Em se tratando de um local que abrigava uma estação ferroviária da Estrada de Ferro Central do Brasil, que, nos tempos do Império, chamava-se Estrada de Ferro D. Pedro II, ali se ouviam apenas os burburinhos de pessoas e mercadorias que lá chegavam e de lá saíam diariamente. Símbolo de modernidade e meio de comunicação direta e eficiente com a então capital do Brasil, Rio de Janeiro, onde Mariana vivera sua efêmera vida de casada no início dos anos 1920, a passagem do trem por aquelas terras revolucionou, sem exageros, a vida e o comportamento daquela povoação. 

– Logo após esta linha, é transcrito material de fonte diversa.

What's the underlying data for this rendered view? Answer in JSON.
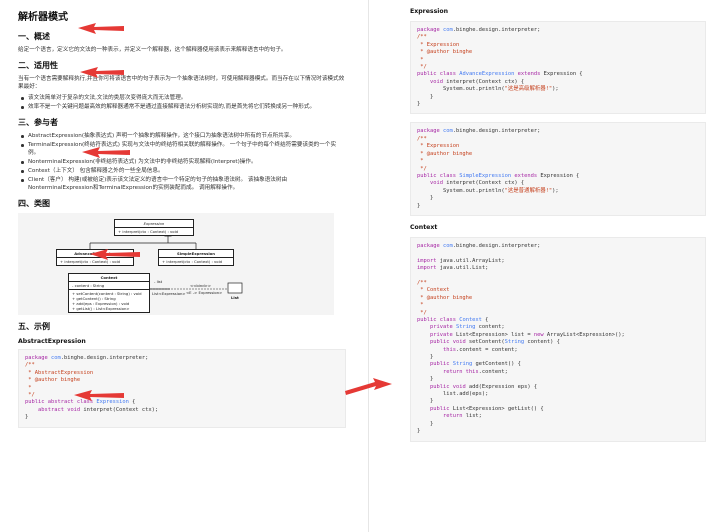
{
  "colors": {
    "arrow": "#e53935",
    "keyword": "#a626a4",
    "type": "#4078f2",
    "comment": "#c5401d"
  },
  "doc": {
    "title": "解析器模式",
    "sections": {
      "overview": {
        "heading": "一、概述",
        "text": "给定一个语言，定义它的文法的一种表示，并定义一个解释器，这个解释器使用该表示来解释语言中的句子。"
      },
      "applicability": {
        "heading": "二、适用性",
        "text": "当有一个语言需要解释执行,并且你可将该语言中的句子表示为一个抽象语法树时，可使用解释器模式。而当存在以下情况时该模式效果最好：",
        "bullets": [
          "该文法简单对于复杂的文法,文法的类层次变得庞大而无法管理。",
          "效率不是一个关键问题最高效的解释器通常不是通过直接解释语法分析树实现的,而是首先将它们转换成另一种形式。"
        ]
      },
      "participants": {
        "heading": "三、参与者",
        "bullets": [
          "AbstractExpression(抽象表达式) 声明一个抽象的解释操作，这个接口为抽象语法树中所有的节点所共享。",
          "TerminalExpression(终结符表达式) 实现与文法中的终结符相关联的解释操作。 一个句子中的每个终结符需要该类的一个实例。",
          "NonterminalExpression(非终结符表达式) 为文法中的非终结符实现解释(Interpret)操作。",
          "Context（上下文） 包含解释器之外的一些全局信息。",
          "Client（客户） 构建(或被给定)表示该文法定义的语言中一个特定的句子的抽象语法树。 该抽象语法树由NonterminalExpression和TerminalExpression的实例装配而成。 调用解释操作。"
        ]
      },
      "class_diagram": {
        "heading": "四、类图",
        "expression": {
          "name": "Expression",
          "method": "+ interpret(ctx : Context) : void"
        },
        "advance": {
          "name": "AdvanceExpression",
          "method": "+ interpret(ctx : Context) : void"
        },
        "simple": {
          "name": "SimpleExpression",
          "method": "+ interpret(ctx : Context) : void"
        },
        "context": {
          "name": "Context",
          "field": "- content : String",
          "methods": [
            "+ setContent(content : String) : void",
            "+ getContent() : String",
            "+ add(eps : Expression) : void",
            "+ getList() : List<Expression>"
          ]
        },
        "list_class": "List",
        "assoc_label_1": "- list",
        "assoc_label_2": "List<Expression>",
        "assoc_label_3": "<<bind>>",
        "assoc_label_4": "<E -> Expression>"
      },
      "example": {
        "heading": "五、示例",
        "sub": "AbstractExpression"
      }
    }
  },
  "right": {
    "expression_heading": "Expression",
    "context_heading": "Context"
  }
}
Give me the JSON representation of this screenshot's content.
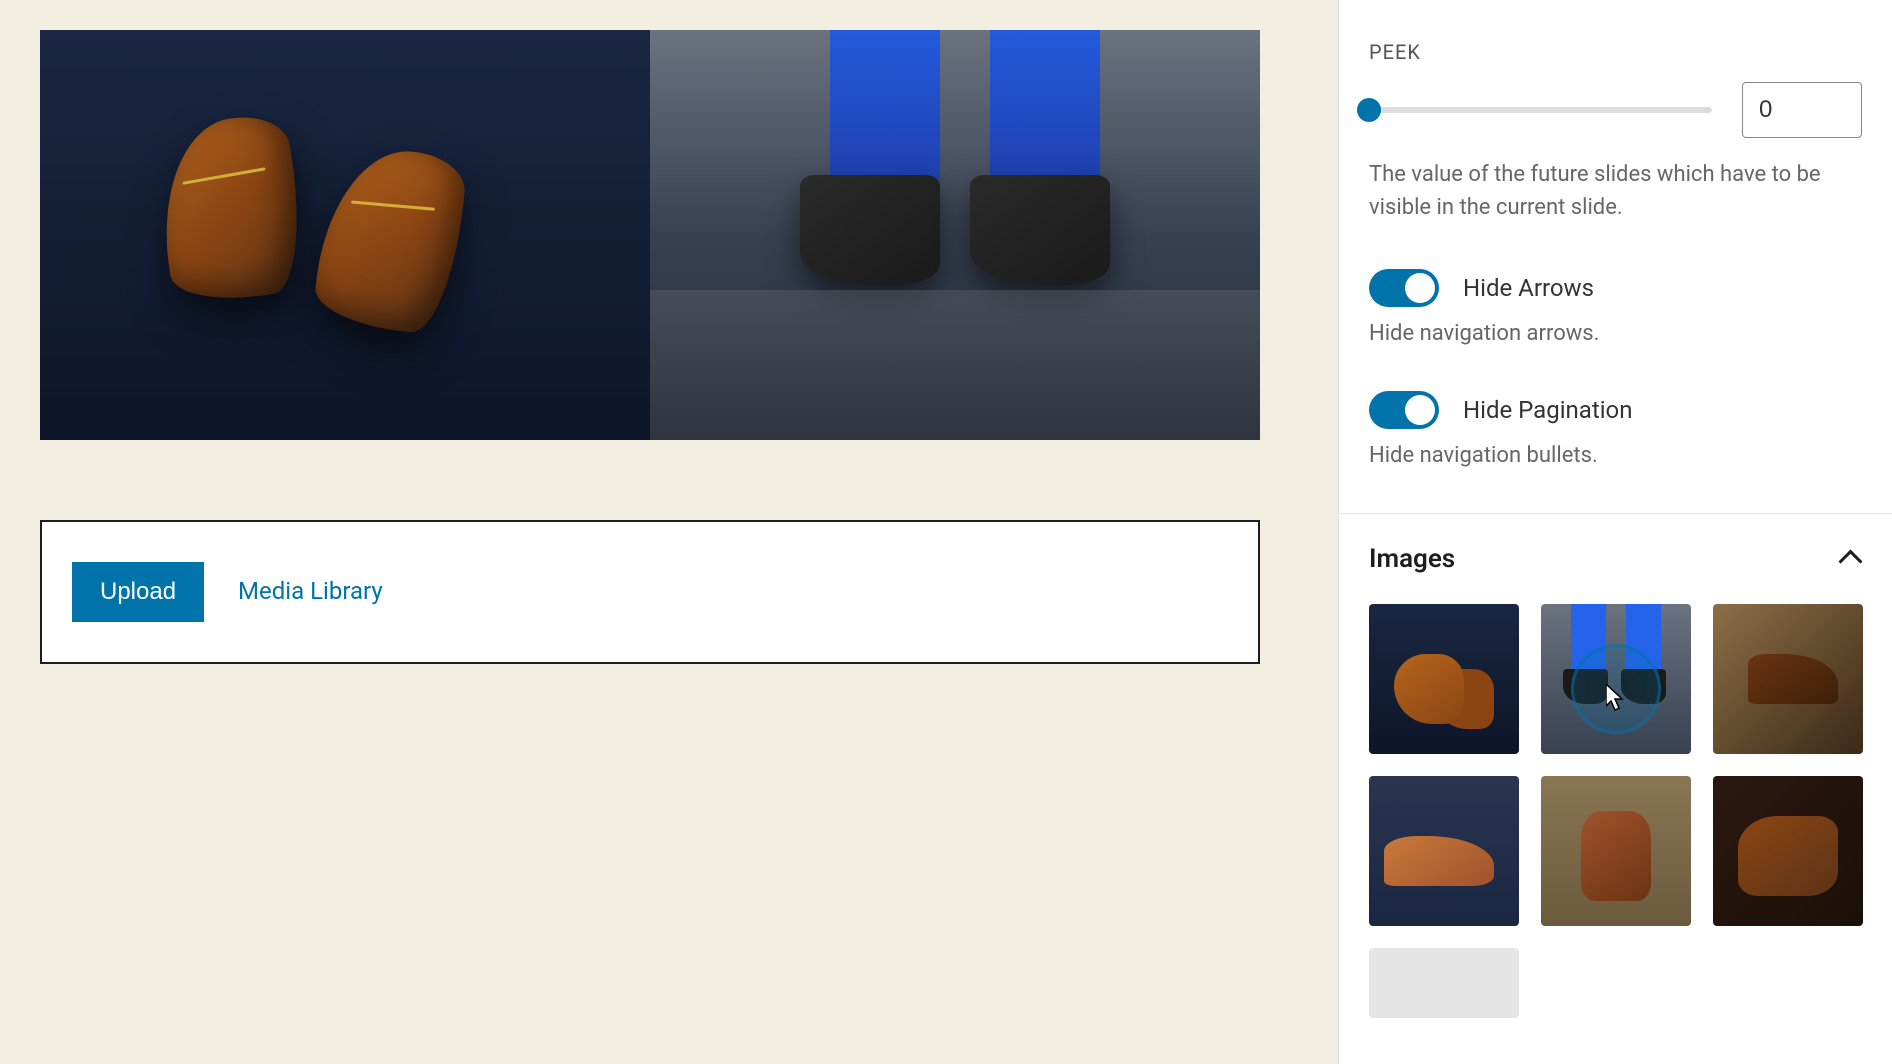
{
  "upload": {
    "upload_button": "Upload",
    "media_library_link": "Media Library"
  },
  "sidebar": {
    "peek": {
      "label": "PEEK",
      "value": "0",
      "help": "The value of the future slides which have to be visible in the current slide."
    },
    "hide_arrows": {
      "label": "Hide Arrows",
      "enabled": true,
      "help": "Hide navigation arrows."
    },
    "hide_pagination": {
      "label": "Hide Pagination",
      "enabled": true,
      "help": "Hide navigation bullets."
    },
    "images": {
      "title": "Images",
      "expanded": true,
      "count": 6
    }
  }
}
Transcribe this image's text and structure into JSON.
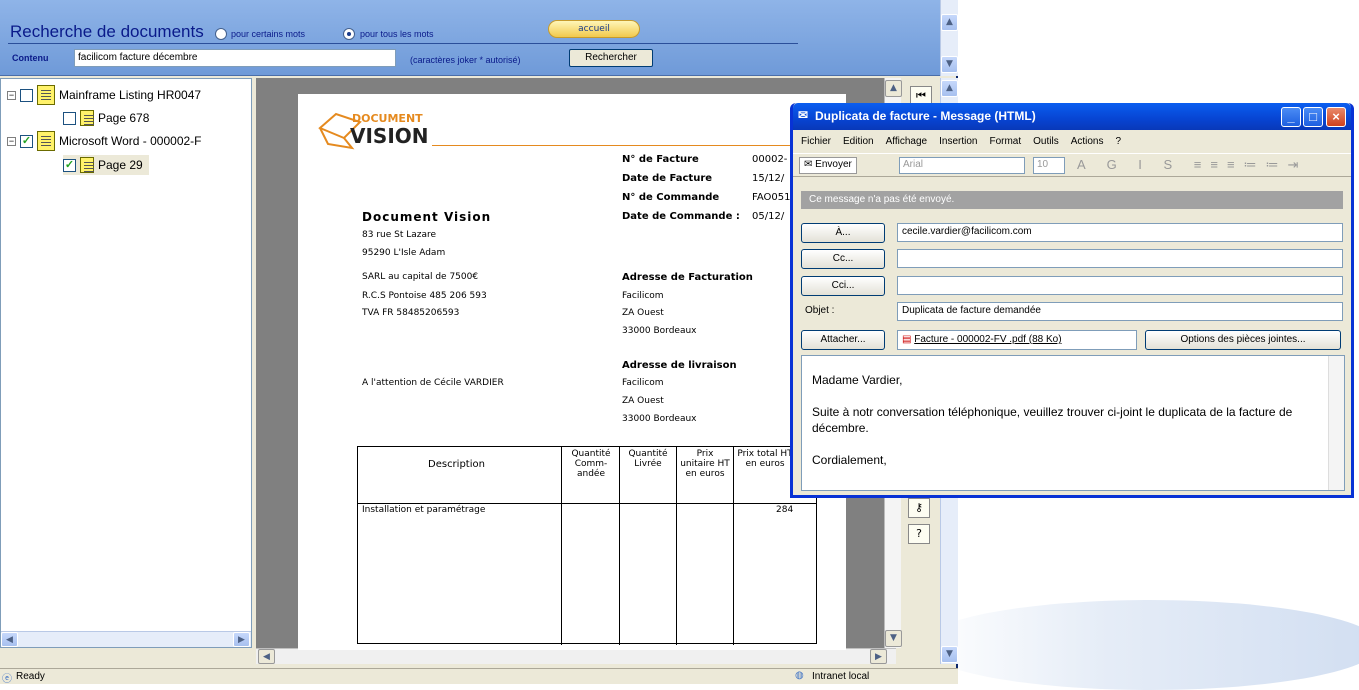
{
  "search": {
    "title": "Recherche de documents",
    "radio_some": "pour certains mots",
    "radio_all": "pour tous les mots",
    "home": "accueil",
    "content_label": "Contenu",
    "query": "facilicom facture décembre",
    "hint": "(caractères joker * autorisé)",
    "button": "Rechercher"
  },
  "tree": {
    "items": [
      {
        "label": "Mainframe Listing HR0047",
        "checked": false
      },
      {
        "label": "Page  678",
        "checked": false
      },
      {
        "label": "Microsoft Word - 000002-F",
        "checked": true
      },
      {
        "label": "Page  29",
        "checked": true
      }
    ]
  },
  "document": {
    "logo_top": "DOCUMENT",
    "logo_bottom": "VISION",
    "invoice_no_label": "N° de Facture",
    "invoice_no": "00002-",
    "invoice_date_label": "Date de Facture",
    "invoice_date": "15/12/",
    "order_no_label": "N° de Commande",
    "order_no": "FAO051",
    "order_date_label": "Date de Commande :",
    "order_date": "05/12/",
    "company": "Document Vision",
    "address1": "83 rue St Lazare",
    "address2": "95290 L'Isle Adam",
    "capital": "SARL au capital de 7500€",
    "rcs": "R.C.S Pontoise 485 206 593",
    "tva": "TVA  FR 58485206593",
    "billing_label": "Adresse de Facturation",
    "billing1": "Facilicom",
    "billing2": "ZA Ouest",
    "billing3": "33000 Bordeaux",
    "shipping_label": "Adresse de livraison",
    "attention": "A l'attention de Cécile VARDIER",
    "ship1": "Facilicom",
    "ship2": "ZA Ouest",
    "ship3": "33000 Bordeaux",
    "col_desc": "Description",
    "col_qty_ordered": "Quantité Comm-andée",
    "col_qty_delivered": "Quantité Livrée",
    "col_unit_price": "Prix unitaire HT en euros",
    "col_total": "Prix total HT en euros",
    "row_desc": "Installation et paramétrage",
    "row_total": "284"
  },
  "status": {
    "left": "Ready",
    "zone": "Intranet local"
  },
  "mail": {
    "title": "Duplicata de facture  - Message (HTML)",
    "menu": [
      "Fichier",
      "Edition",
      "Affichage",
      "Insertion",
      "Format",
      "Outils",
      "Actions",
      "?"
    ],
    "send": "Envoyer",
    "font": "Arial",
    "size": "10",
    "notice": "Ce message n'a pas été envoyé.",
    "to_btn": "À...",
    "to": "cecile.vardier@facilicom.com",
    "cc_btn": "Cc...",
    "bcc_btn": "Cci...",
    "subject_label": "Objet :",
    "subject": "Duplicata de facture demandée",
    "attach_btn": "Attacher...",
    "attachment": "Facture - 000002-FV .pdf (88 Ko)",
    "attach_options": "Options des pièces jointes...",
    "body_greeting": "Madame Vardier,",
    "body_text": "Suite à notr conversation téléphonique, veuillez trouver ci-joint le duplicata de la facture de décembre.",
    "body_closing": "Cordialement,"
  }
}
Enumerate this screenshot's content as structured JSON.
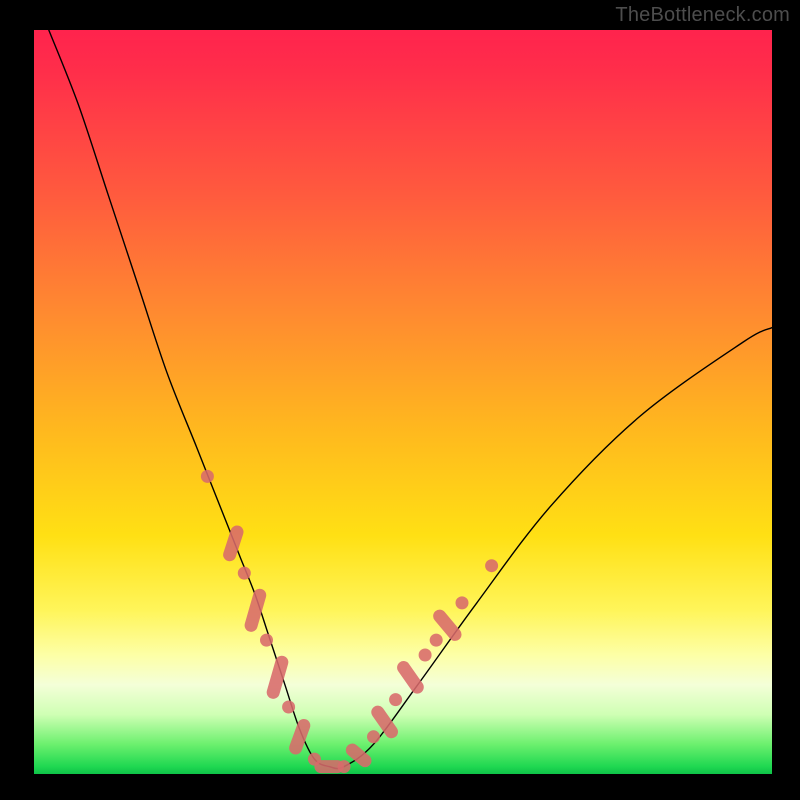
{
  "watermark": "TheBottleneck.com",
  "colors": {
    "dot": "#d86a6b",
    "curve": "#000000"
  },
  "chart_data": {
    "type": "line",
    "title": "",
    "xlabel": "",
    "ylabel": "",
    "xlim": [
      0,
      100
    ],
    "ylim": [
      0,
      100
    ],
    "grid": false,
    "series": [
      {
        "name": "bottleneck-curve",
        "x": [
          2,
          6,
          10,
          14,
          18,
          22,
          26,
          28,
          30,
          32,
          34,
          36,
          38,
          40,
          42,
          46,
          52,
          60,
          70,
          82,
          96,
          100
        ],
        "values": [
          100,
          90,
          78,
          66,
          54,
          44,
          34,
          29,
          24,
          18,
          12,
          6,
          2,
          1,
          1,
          4,
          12,
          23,
          36,
          48,
          58,
          60
        ]
      }
    ],
    "markers": {
      "name": "highlight-segments",
      "note": "short pink pill/dot markers along the curve near the valley on both branches",
      "points": [
        {
          "x": 23.5,
          "y": 40,
          "shape": "dot"
        },
        {
          "x": 27,
          "y": 31,
          "shape": "pill",
          "angle": -72,
          "len": 5
        },
        {
          "x": 28.5,
          "y": 27,
          "shape": "dot"
        },
        {
          "x": 30,
          "y": 22,
          "shape": "pill",
          "angle": -74,
          "len": 6
        },
        {
          "x": 31.5,
          "y": 18,
          "shape": "dot"
        },
        {
          "x": 33,
          "y": 13,
          "shape": "pill",
          "angle": -74,
          "len": 6
        },
        {
          "x": 34.5,
          "y": 9,
          "shape": "dot"
        },
        {
          "x": 36,
          "y": 5,
          "shape": "pill",
          "angle": -70,
          "len": 5
        },
        {
          "x": 38,
          "y": 2,
          "shape": "dot"
        },
        {
          "x": 40,
          "y": 1,
          "shape": "pill",
          "angle": 0,
          "len": 4
        },
        {
          "x": 42,
          "y": 1,
          "shape": "dot"
        },
        {
          "x": 44,
          "y": 2.5,
          "shape": "pill",
          "angle": 40,
          "len": 4
        },
        {
          "x": 46,
          "y": 5,
          "shape": "dot"
        },
        {
          "x": 47.5,
          "y": 7,
          "shape": "pill",
          "angle": 55,
          "len": 5
        },
        {
          "x": 49,
          "y": 10,
          "shape": "dot"
        },
        {
          "x": 51,
          "y": 13,
          "shape": "pill",
          "angle": 55,
          "len": 5
        },
        {
          "x": 53,
          "y": 16,
          "shape": "dot"
        },
        {
          "x": 54.5,
          "y": 18,
          "shape": "dot"
        },
        {
          "x": 56,
          "y": 20,
          "shape": "pill",
          "angle": 50,
          "len": 5
        },
        {
          "x": 58,
          "y": 23,
          "shape": "dot"
        },
        {
          "x": 62,
          "y": 28,
          "shape": "dot"
        }
      ]
    }
  }
}
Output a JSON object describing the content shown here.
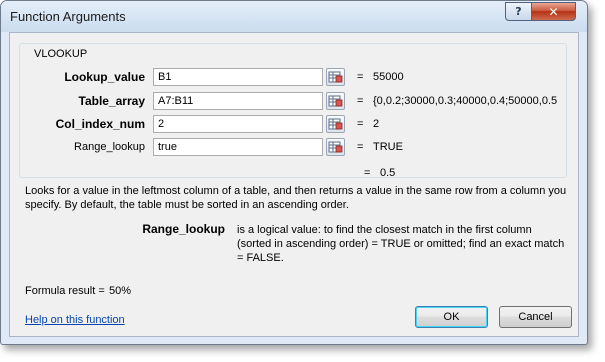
{
  "window": {
    "title": "Function Arguments",
    "help_glyph": "?",
    "close_glyph": "✕"
  },
  "function_name": "VLOOKUP",
  "arguments": [
    {
      "label": "Lookup_value",
      "input": "B1",
      "result": "55000",
      "required": true
    },
    {
      "label": "Table_array",
      "input": "A7:B11",
      "result": "{0,0.2;30000,0.3;40000,0.4;50000,0.5",
      "required": true
    },
    {
      "label": "Col_index_num",
      "input": "2",
      "result": "2",
      "required": true
    },
    {
      "label": "Range_lookup",
      "input": "true",
      "result": "TRUE",
      "required": false
    }
  ],
  "equals_sign": "=",
  "function_result": "0.5",
  "description": "Looks for a value in the leftmost column of a table, and then returns a value in the same row from a column you specify. By default, the table must be sorted in an ascending order.",
  "argument_help": {
    "name": "Range_lookup",
    "text": "is a logical value: to find the closest match in the first column (sorted in ascending order) = TRUE or omitted; find an exact match = FALSE."
  },
  "formula_result": {
    "label": "Formula result =",
    "value": "50%"
  },
  "help_link": "Help on this function",
  "buttons": {
    "ok": "OK",
    "cancel": "Cancel"
  }
}
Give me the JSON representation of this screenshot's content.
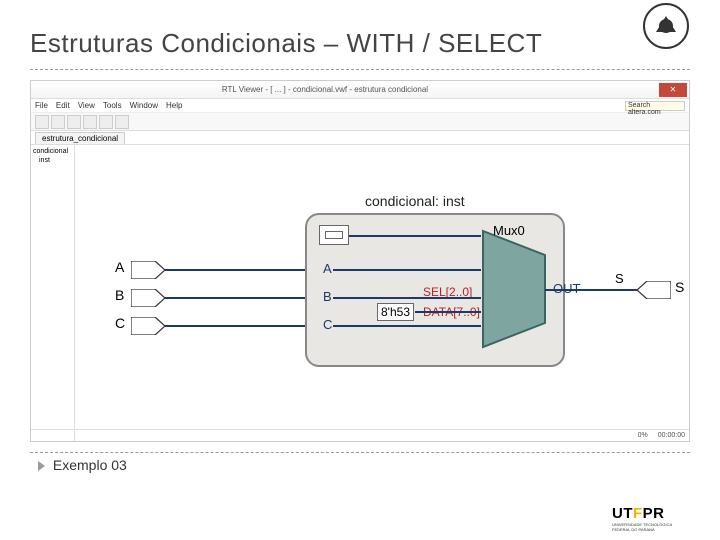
{
  "slide": {
    "title": "Estruturas Condicionais – WITH / SELECT",
    "footer": "Exemplo 03"
  },
  "window": {
    "title": "RTL Viewer - [ ... ] - condicional.vwf - estrutura condicional",
    "menus": [
      "File",
      "Edit",
      "View",
      "Tools",
      "Window",
      "Help"
    ],
    "search_placeholder": "Search altera.com",
    "tab": "estrutura_condicional",
    "tree": [
      "condicional",
      "inst"
    ],
    "status_left": "0%",
    "status_right": "00:00:00"
  },
  "diagram": {
    "block_title": "condicional: inst",
    "mux_label": "Mux0",
    "inputs": {
      "A": "A",
      "B": "B",
      "C": "C"
    },
    "block_ports": {
      "A": "A",
      "B": "B",
      "C": "C",
      "sel": "SEL[2..0]",
      "data": "DATA[7..0]",
      "out": "OUT"
    },
    "data_constant": "8'h53",
    "output": {
      "S_wire": "S",
      "S_pin": "S"
    }
  },
  "logos": {
    "utfpr": "UTFPR",
    "utfpr_sub": "UNIVERSIDADE TECNOLÓGICA FEDERAL DO PARANÁ"
  }
}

O cachorro, voltemos a ele, seguia sua cuidadosa travessia até o Buraco Fundo, nas mãos de sua veneradora. Aquele objeto inanimado talvez significasse para Mariana mais do que a simples representação dos exemplares de carne osso que viviam aos seus cuidados no sítio da família. Quando mais nova, Mariana tivera um cachorro brutalmente assassinado a tiro de espingarda por um transeunte que, passando pela estrada que margeava a porteira da propriedade, irritava-se com os insistentes latidos do animal, que, com seu instinto territorialista, ia ao seu encontro na estrada para defender a propriedade contra um suposto invasor. Tal acontecimento parece ter marcado a vida de Mariana. É o que nos conta minha mãe, Nair, a sobrinha que dela cuidou na velhice e se tornou a legítima herdeira daquelas terras duramente conquistadas por seus bisavôs portugueses, Serafim Cardoso e Patrocínia de Jesus. Terra comprada em 1910 e com escritura lavrada pelo tabelião-poeta ou poeta-tabelião Belmiro Braga, o mesmo que, na virada do século XIX para o XX, morou em Cotegipe, onde mantinha uma venda próxima à estação e conheceu um poeta cearense que o projetou na imprensa nacional, tornando-o famoso com suas quadras, uma das quais especialmente dedicada ao Príncipe, seu cachorro de estimação, que assim dizia: “Se entre amigos encontrei cachorros, entre cachorros encontrei-te, amigo”. Imortalizado em todo Brasil, já em 1910, por esses singelos e graciosos versos que agradavam os amantes dos cães, Belmiro não podia imaginar que, ao lavrar aquela escritura, sacramentava, ao mesmo tempo, um pedaço de chão que permaneceria por mais de cem anos nas mãos da família de Serafim e Patrocínia. Um pedaço de chão que serviu, e ainda serve, de abrigo para os cães desamparados que vagam pela estrada, abandonados à própria sorte. 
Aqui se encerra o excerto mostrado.